Sutera griquensis

Scientific classification
- Kingdom: Plantae
- Clade: Tracheophytes
- Clade: Angiosperms
- Clade: Eudicots
- Clade: Asterids
- Order: Lamiales
- Family: Scrophulariaceae
- Genus: Sutera
- Species: S. griquensis
- Binomial name: Sutera griquensis Hiern
- Synonyms: Sutera burchellii Hiern;

= Sutera griquensis =

- Genus: Sutera
- Species: griquensis
- Authority: Hiern
- Synonyms: Sutera burchellii Hiern

South African plant species

Sutera griquensis is a species of plant from South Africa.

== Description ==
This coarse and bushy spreading herb grows to be up to 30 cm tall. It is glandular and covered in fine, down-like hairs. The stems come woody with age and reach a diameter of up to 4 mm. The oval-shaped leaves are typically alternately arranged, although they may sometimes be oppositely arranged. The stalk is often nearly as long as the blade. The bases are not connate. The margins are coarsely toothed and the larger teeth may themselves be sparingly toothed.

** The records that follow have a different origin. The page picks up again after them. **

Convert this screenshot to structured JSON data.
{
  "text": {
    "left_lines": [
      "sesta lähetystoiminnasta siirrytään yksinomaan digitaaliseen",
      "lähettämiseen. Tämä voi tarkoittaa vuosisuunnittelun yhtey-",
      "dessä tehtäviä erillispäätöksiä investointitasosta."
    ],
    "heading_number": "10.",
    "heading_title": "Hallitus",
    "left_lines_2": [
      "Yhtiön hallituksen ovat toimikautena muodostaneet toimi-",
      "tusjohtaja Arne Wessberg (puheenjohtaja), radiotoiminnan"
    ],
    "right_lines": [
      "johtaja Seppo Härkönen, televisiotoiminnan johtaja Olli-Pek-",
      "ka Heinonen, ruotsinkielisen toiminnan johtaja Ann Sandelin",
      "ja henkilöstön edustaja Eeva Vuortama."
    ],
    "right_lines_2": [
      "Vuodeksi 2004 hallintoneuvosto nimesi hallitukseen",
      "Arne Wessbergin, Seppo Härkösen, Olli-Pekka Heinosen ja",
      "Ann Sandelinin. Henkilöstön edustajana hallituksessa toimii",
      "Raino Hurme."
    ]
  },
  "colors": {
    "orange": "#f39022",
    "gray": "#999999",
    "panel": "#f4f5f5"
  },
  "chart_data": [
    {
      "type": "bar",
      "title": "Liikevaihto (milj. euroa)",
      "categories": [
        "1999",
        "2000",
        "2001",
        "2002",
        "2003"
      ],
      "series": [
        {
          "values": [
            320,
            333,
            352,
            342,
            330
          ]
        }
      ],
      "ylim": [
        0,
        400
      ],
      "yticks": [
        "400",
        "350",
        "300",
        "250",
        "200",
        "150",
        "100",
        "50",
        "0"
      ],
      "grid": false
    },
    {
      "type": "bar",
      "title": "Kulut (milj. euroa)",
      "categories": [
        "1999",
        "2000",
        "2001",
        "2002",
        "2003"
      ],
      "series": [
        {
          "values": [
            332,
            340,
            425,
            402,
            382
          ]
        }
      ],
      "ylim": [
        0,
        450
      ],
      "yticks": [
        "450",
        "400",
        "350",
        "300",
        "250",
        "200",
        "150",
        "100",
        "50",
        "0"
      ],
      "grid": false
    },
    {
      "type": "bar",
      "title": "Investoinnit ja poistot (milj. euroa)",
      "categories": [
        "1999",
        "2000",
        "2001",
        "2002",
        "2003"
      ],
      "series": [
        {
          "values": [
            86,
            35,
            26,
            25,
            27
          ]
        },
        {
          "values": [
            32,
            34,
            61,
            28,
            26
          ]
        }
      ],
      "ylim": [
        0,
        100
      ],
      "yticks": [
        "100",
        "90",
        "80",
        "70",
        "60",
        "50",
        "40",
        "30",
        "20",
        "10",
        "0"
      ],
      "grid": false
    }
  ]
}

While the flowering season has proven difficult to determine precisely, it seems to flower after it has rained. The flowers have white or rarely mauve corolla lobes and a yellow or orange tube. Inflorescences may be solitary or held in tree flowered cymules in the upper axils. They are arranged in loose panicles or in racemes. The calyx is bilabiate. The corlolla tube is cylindrical, broasening very slightly towards the top.

== Distribution and habitat ==
This species is endemic to South Africa and is known from the Northern Cape, North West and Free State provinces. It is best known from the Griqualand West area. It prefers growing in the shelter provided by cliffs and rocky outcrops.

== Conservation ==
This species is classified as being of least concern.